Abstract

"Rocks, Minerals, and Materials Science," a special session of the Geological Association of Canada and Mineralogical Association of Canada joint annual meeting, was convened in Fredericton, May 16, 1985, under the auspices of the Geological Association of Canada. The special session was supported by a Natural Sciences and Engineering Research Council of Canada (NSERC) conference grant. The intention of the session was to foster a multidisciplinary approach to geological and mineralogical studies by bringing together researchers from classically divergent disciplines who nonetheless follow similar experimental approaches based on consideration of the physical and chemical processes responsible for the phenomena they study. Authors of contributed papers included mineralogists, petrologists, field and experimental structural geologists, material scientists, and physicists.
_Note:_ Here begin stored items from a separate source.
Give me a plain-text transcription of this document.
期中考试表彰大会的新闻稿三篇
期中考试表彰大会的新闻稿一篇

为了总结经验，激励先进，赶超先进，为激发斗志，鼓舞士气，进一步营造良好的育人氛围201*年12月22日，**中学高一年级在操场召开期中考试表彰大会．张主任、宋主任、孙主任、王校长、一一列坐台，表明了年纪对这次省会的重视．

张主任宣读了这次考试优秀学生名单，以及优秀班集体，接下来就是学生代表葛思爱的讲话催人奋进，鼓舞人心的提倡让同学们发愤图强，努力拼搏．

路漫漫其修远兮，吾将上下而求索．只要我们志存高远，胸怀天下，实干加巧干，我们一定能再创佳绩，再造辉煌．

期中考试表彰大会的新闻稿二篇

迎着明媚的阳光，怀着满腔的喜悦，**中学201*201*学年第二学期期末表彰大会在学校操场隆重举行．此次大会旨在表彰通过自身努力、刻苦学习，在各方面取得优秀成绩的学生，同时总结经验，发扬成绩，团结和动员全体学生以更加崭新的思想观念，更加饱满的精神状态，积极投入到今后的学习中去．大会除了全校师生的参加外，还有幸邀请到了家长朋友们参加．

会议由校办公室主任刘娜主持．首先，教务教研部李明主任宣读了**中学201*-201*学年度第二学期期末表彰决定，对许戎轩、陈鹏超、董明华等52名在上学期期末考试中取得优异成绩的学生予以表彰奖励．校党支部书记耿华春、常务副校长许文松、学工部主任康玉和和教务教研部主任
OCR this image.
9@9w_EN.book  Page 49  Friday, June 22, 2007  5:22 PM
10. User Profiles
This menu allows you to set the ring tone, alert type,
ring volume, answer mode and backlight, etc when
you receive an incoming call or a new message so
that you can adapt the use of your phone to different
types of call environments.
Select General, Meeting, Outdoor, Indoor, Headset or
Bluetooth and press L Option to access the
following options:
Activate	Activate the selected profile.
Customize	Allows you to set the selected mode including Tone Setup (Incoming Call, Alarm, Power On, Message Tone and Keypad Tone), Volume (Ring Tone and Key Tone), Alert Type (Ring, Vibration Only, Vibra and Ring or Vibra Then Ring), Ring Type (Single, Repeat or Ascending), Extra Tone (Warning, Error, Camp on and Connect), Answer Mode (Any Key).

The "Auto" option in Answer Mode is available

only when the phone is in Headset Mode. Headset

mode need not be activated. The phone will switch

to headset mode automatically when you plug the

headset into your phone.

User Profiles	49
Several of the papers follow.Although such unifying approaches are not new, it was appreciated by the organizers of the special session that there still exists in the geological sciences a tendency to fall back into established niches and to de-emphasize the usefulness of "cross-pollenating" ideas and methods. As indicated by the title, this approach is well recognized in nongeological studies, such as materials science, the principles of which are fundamental to everything from petrology (by way of ceramic phase chemistry) to modern structural geology (by way of the physics of polycrystalline deformation). Because of the relative simplicity of many nongeological materials systems, concepts and methods often have been developed for such systems first and then applied to more complex geological problems. This is well illustrated by the adaptation of electron microscopy to various geological studies to characterize atomistic and grain-scale processes and associated features. As emphasized in several of the included papers, the application of the materials-science approach is ultimately constrained by the unique geological problem of long and complicated chemical and physical histories, developed over an extreme range of temperatures, pressures, and chemical environments. The necessity for integrated field observations remains as always vital.